Alors, comment faire mieux? «Plusieurs experts et expertes soulignent que c'est en agissant à trois niveaux que l'on peut arriver à une prévention efficace et durable», souffle Anne-Marie Delagrave.

Jouer sur tous les tableaux

On considère trois niveaux de prévention du harcèlement psychologique et la violence à caractère sexuel :

  1. Primaire: pour éliminer les risques à la source et empêcher sa survenance.
    Selon Geneviève Lord, «la meilleure façon de déceler les risques, c'est de mettre en place des inspections préventives». La CNESST propose un outil et des grilles d’identification de ceux-ci[7].
  2. Secondaire: pour limiter la réalisation du risque, préparer les individus à reconnaître les situations de harcèlement et à les gérer.
    «Séances d'information, formations, comment on agit, comment on réagit… On doit s'assurer que les gens savent quoi faire», souligne Geneviève Lord. La CNESST, en association avec l’Université TÉLUQ, offre un webinaire gratuit sur sur le sujet[8]. Pour sa part, l’Ordre a conçu un aide-mémoire[9] afin de guider les organisations dans la rédaction d'une politique de prévention et de traitement de telles situations.
  3. Tertiaire: pour réparer les impacts d'une situation de harcèlement, éviter qu’elle ne se dégrade et ne réapparaisse.
    Geneviève Lord vante alors le Programme de gestion en matière de harcèlement au travail[10] de l'Ordre des CRHA. Un programme complet se déclinant en cinq volets.

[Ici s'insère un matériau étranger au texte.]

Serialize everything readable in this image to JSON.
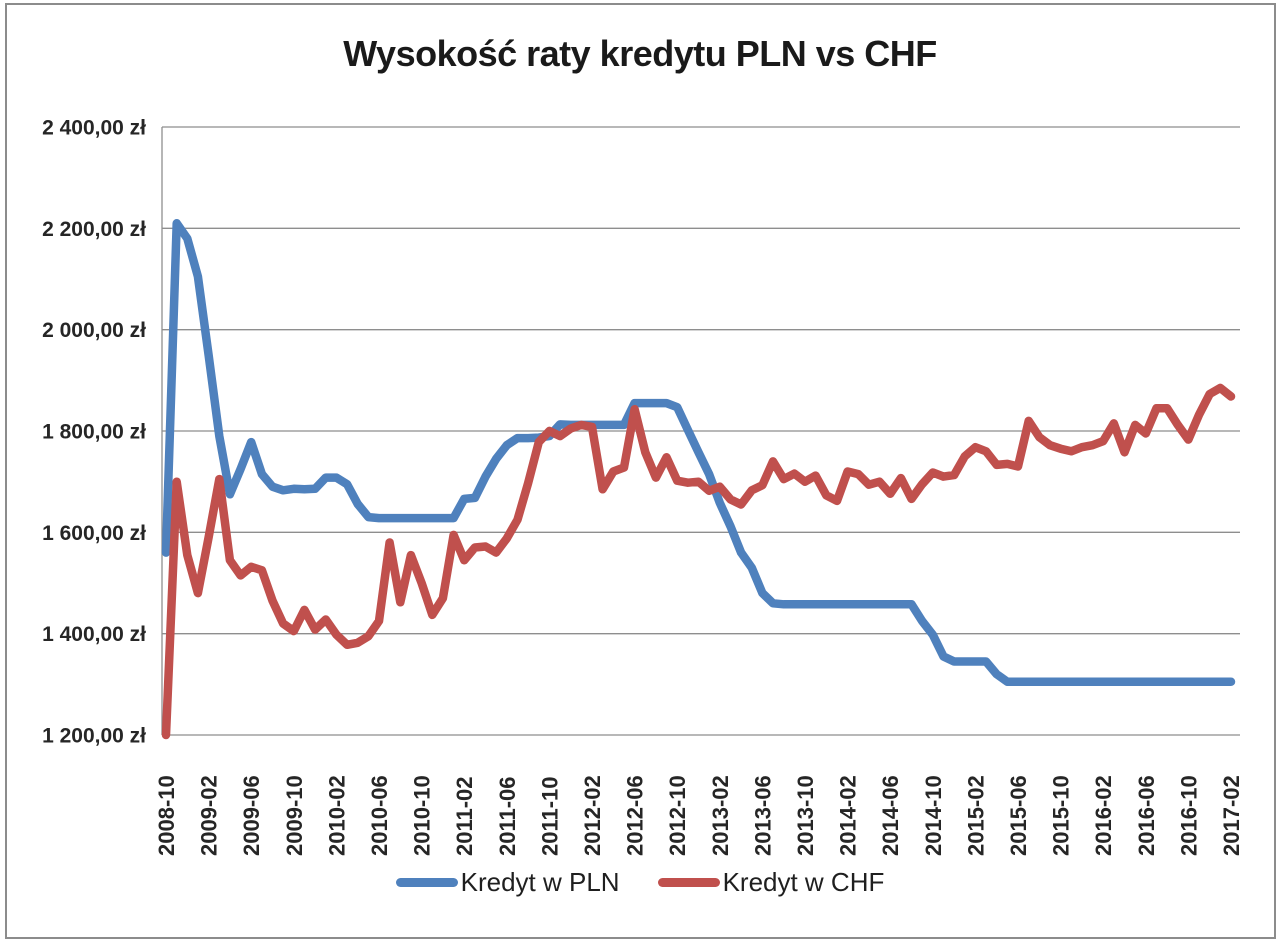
{
  "chart_data": {
    "type": "line",
    "title": "Wysokość raty kredytu PLN vs CHF",
    "grid": "horizontal",
    "legend_position": "bottom",
    "y_axis": {
      "min": 1200,
      "max": 2400,
      "step": 200,
      "unit": "zł",
      "tick_labels": [
        "2 400,00 zł",
        "2 200,00 zł",
        "2 000,00 zł",
        "1 800,00 zł",
        "1 600,00 zł",
        "1 400,00 zł",
        "1 200,00 zł"
      ]
    },
    "x_axis": {
      "start": "2008-10",
      "end": "2017-02",
      "interval": "monthly",
      "tick_every": 4,
      "tick_labels": [
        "2008-10",
        "2009-02",
        "2009-06",
        "2009-10",
        "2010-02",
        "2010-06",
        "2010-10",
        "2011-02",
        "2011-06",
        "2011-10",
        "2012-02",
        "2012-06",
        "2012-10",
        "2013-02",
        "2013-06",
        "2013-10",
        "2014-02",
        "2014-06",
        "2014-10",
        "2015-02",
        "2015-06",
        "2015-10",
        "2016-02",
        "2016-06",
        "2016-10",
        "2017-02"
      ]
    },
    "series": [
      {
        "name": "Kredyt w PLN",
        "color": "#4F81BD",
        "values": [
          1560,
          2210,
          2180,
          2105,
          1950,
          1790,
          1675,
          1725,
          1778,
          1715,
          1690,
          1683,
          1686,
          1685,
          1686,
          1708,
          1708,
          1695,
          1656,
          1630,
          1628,
          1628,
          1628,
          1628,
          1628,
          1628,
          1628,
          1628,
          1666,
          1668,
          1710,
          1745,
          1772,
          1786,
          1786,
          1787,
          1790,
          1813,
          1812,
          1812,
          1812,
          1812,
          1812,
          1812,
          1855,
          1855,
          1855,
          1855,
          1847,
          1802,
          1758,
          1715,
          1658,
          1612,
          1560,
          1530,
          1480,
          1460,
          1458,
          1458,
          1458,
          1458,
          1458,
          1458,
          1458,
          1458,
          1458,
          1458,
          1458,
          1458,
          1458,
          1425,
          1398,
          1355,
          1345,
          1345,
          1345,
          1345,
          1320,
          1305,
          1305,
          1305,
          1305,
          1305,
          1305,
          1305,
          1305,
          1305,
          1305,
          1305,
          1305,
          1305,
          1305,
          1305,
          1305,
          1305,
          1305,
          1305,
          1305,
          1305,
          1305
        ]
      },
      {
        "name": "Kredyt w CHF",
        "color": "#C0504D",
        "values": [
          1200,
          1700,
          1555,
          1480,
          1590,
          1705,
          1545,
          1515,
          1532,
          1525,
          1465,
          1420,
          1405,
          1447,
          1408,
          1428,
          1398,
          1378,
          1382,
          1395,
          1425,
          1580,
          1462,
          1555,
          1500,
          1437,
          1470,
          1595,
          1545,
          1570,
          1572,
          1560,
          1588,
          1625,
          1697,
          1778,
          1800,
          1790,
          1805,
          1812,
          1808,
          1685,
          1720,
          1728,
          1843,
          1758,
          1708,
          1748,
          1702,
          1698,
          1700,
          1682,
          1690,
          1665,
          1655,
          1683,
          1693,
          1740,
          1705,
          1716,
          1700,
          1712,
          1673,
          1662,
          1720,
          1715,
          1694,
          1700,
          1676,
          1707,
          1666,
          1695,
          1718,
          1710,
          1713,
          1750,
          1768,
          1760,
          1733,
          1735,
          1730,
          1820,
          1788,
          1772,
          1765,
          1760,
          1768,
          1772,
          1780,
          1815,
          1758,
          1812,
          1795,
          1845,
          1845,
          1812,
          1783,
          1832,
          1873,
          1885,
          1868
        ]
      }
    ]
  }
}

Au Québec, on se concentre plutôt sur l’approche tertiaire. Mais Anne-Marie Delagrave indique que «la complétude des trois niveaux de prévention semble mener à une plus grande effectivité des mesures législatives». Un constat qui ne paraît pas non plus avoir échappé au législateur québécois, qui a procédé à plusieurs réformes importantes ces dernières années[11], [12], [13]. Pour Geneviève Lord, grâce à ces modifications «on s'approche d'une prise en charge en prévention qui est de plus en plus tôt». Aux employeurs ensuite d'appliquer les lois.

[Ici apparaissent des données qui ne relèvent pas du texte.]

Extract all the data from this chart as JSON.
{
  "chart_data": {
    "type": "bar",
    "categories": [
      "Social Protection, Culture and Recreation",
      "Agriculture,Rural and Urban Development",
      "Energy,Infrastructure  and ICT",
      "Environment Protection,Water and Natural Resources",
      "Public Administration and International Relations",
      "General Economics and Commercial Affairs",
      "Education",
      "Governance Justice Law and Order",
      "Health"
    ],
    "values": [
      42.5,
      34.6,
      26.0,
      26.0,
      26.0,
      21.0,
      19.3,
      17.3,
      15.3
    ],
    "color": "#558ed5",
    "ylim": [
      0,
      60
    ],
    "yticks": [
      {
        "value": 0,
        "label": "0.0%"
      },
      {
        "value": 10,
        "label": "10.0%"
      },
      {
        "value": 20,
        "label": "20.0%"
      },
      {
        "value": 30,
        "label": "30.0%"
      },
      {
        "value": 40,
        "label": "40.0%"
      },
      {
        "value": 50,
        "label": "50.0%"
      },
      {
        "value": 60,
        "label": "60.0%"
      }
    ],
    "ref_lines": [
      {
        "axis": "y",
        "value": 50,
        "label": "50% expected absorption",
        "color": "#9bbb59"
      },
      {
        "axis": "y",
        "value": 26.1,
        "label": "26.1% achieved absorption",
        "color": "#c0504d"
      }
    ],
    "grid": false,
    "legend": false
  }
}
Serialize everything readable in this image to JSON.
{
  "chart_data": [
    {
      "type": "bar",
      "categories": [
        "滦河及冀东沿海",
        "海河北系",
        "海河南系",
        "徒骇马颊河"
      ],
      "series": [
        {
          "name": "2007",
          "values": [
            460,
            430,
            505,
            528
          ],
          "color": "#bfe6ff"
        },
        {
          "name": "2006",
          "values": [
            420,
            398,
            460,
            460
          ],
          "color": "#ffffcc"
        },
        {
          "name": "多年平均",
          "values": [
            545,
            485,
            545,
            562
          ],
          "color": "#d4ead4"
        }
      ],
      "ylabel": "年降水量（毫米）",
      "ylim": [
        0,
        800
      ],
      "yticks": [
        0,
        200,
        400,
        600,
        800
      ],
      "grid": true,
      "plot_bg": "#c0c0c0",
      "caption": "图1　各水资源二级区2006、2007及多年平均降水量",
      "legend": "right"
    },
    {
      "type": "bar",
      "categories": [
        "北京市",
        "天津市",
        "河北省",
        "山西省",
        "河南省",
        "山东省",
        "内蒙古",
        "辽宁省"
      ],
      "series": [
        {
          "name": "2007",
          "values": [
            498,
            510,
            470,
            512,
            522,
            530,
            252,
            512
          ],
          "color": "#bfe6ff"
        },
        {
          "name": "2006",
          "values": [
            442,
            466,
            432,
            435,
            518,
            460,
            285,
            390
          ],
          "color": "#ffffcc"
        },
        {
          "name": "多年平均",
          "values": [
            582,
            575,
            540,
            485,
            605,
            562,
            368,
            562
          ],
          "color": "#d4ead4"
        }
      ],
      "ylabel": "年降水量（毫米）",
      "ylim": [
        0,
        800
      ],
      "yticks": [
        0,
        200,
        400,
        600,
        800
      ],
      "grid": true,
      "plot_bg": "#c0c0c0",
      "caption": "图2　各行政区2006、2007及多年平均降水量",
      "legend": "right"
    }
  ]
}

Des obligations par étapes

«L'employeur doit agir dès qu'il est au courant d'une situation de harcèlement, explique Geneviève Lord. Le premier pas, quand on reçoit un signalement ou une plainte, c'est de procéder à l'analyse de recevabilité.» Pour ce faire, la plainte doit répondre aux cinq critères du harcèlement[14], [15] . Une étape souvent négligée, selon la conseillère et enquêtrice, pourtant préalable et cruciale

Il importe que la personne qui examine la plainte soit compétente. «Suite au projet de loi 42, l’organisation a l'obligation d'offrir des séances d'information et de formation à toutes les personnes salariées, mais aussi aux personnes désignées pour le traitement des situations de harcèlement.» Un pas majeur selon Geneviève Lord. Ensuite? L’enquête peut commencer. 

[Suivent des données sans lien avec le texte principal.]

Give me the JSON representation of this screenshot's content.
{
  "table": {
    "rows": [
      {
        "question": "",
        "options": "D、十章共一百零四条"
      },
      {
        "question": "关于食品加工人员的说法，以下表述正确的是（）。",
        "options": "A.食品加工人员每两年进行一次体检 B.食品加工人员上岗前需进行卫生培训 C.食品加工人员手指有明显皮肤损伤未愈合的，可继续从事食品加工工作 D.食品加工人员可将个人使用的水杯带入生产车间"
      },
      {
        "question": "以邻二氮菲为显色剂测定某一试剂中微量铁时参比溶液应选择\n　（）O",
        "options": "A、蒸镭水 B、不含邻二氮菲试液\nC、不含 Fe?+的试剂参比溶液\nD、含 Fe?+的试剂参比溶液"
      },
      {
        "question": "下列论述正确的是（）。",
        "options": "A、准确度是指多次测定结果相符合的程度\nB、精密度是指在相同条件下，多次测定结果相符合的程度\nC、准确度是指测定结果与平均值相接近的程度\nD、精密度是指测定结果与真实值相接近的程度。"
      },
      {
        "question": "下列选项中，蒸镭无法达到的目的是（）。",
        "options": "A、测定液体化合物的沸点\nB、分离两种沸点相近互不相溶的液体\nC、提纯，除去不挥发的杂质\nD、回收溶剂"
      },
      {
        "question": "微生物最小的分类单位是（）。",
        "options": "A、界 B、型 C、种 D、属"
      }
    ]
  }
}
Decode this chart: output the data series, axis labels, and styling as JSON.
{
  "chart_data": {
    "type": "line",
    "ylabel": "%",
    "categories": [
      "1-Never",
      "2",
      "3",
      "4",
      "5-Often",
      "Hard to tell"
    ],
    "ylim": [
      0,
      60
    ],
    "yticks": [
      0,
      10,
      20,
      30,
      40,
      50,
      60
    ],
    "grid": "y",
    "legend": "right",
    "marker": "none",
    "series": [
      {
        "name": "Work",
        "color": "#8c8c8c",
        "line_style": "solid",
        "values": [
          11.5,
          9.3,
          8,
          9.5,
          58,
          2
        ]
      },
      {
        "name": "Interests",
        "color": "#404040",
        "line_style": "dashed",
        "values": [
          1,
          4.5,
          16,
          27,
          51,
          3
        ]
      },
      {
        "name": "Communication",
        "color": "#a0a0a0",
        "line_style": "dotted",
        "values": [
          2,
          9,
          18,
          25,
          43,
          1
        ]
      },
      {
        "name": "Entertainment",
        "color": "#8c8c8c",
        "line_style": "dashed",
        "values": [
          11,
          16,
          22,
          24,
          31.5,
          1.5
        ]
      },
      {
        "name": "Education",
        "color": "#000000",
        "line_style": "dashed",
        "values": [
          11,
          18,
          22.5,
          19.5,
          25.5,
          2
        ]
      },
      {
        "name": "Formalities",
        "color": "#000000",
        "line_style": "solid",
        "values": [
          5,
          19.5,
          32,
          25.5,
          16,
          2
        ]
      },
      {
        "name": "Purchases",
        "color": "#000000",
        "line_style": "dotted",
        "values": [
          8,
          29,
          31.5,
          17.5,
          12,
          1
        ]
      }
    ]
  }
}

En tout temps, la conseillère et enquêtrice encourage les parties, et lorsque cela est possible, à prendre une pause pour privilégier des mécanismes alternatifs de règlement, comme la médiation. «Une enquête, ça a des impacts vraiment majeurs. Ça laisse définitivement des traces même si elle est très bien menée», avoue-t-elle. Que ce soit auprès des individus impliqués et de leurs proches ou au sein de l’organisation, les conséquences et les risques réputationnels sont nombreux.

Finalement, à la suite de l’enquête, la personne la menant a tout en mains pour être en mesure de «soumettre à l'employeur des recommandations plus larges pour rétablir un climat de travail sain, exempt de harcèlement. Mais aussi pour s'assurer qu'une telle situation ne se reproduise plus», appuie fermement Geneviève Lord.

L’Ordre a rédigé un guide d'encadrement[16] afin d’épauler les CRHA | CRIA mandatés par un employeur pour procéder à des enquêtes. «Il faut être organisé pour répondre aux obligations. On doit définitivement avoir une politique de prévention claire, connue, qui répond à la loi. Puis un processus rigoureux de traitement des plaintes qui soit porteur.» La clé de la réussite selon Geneviève Lord.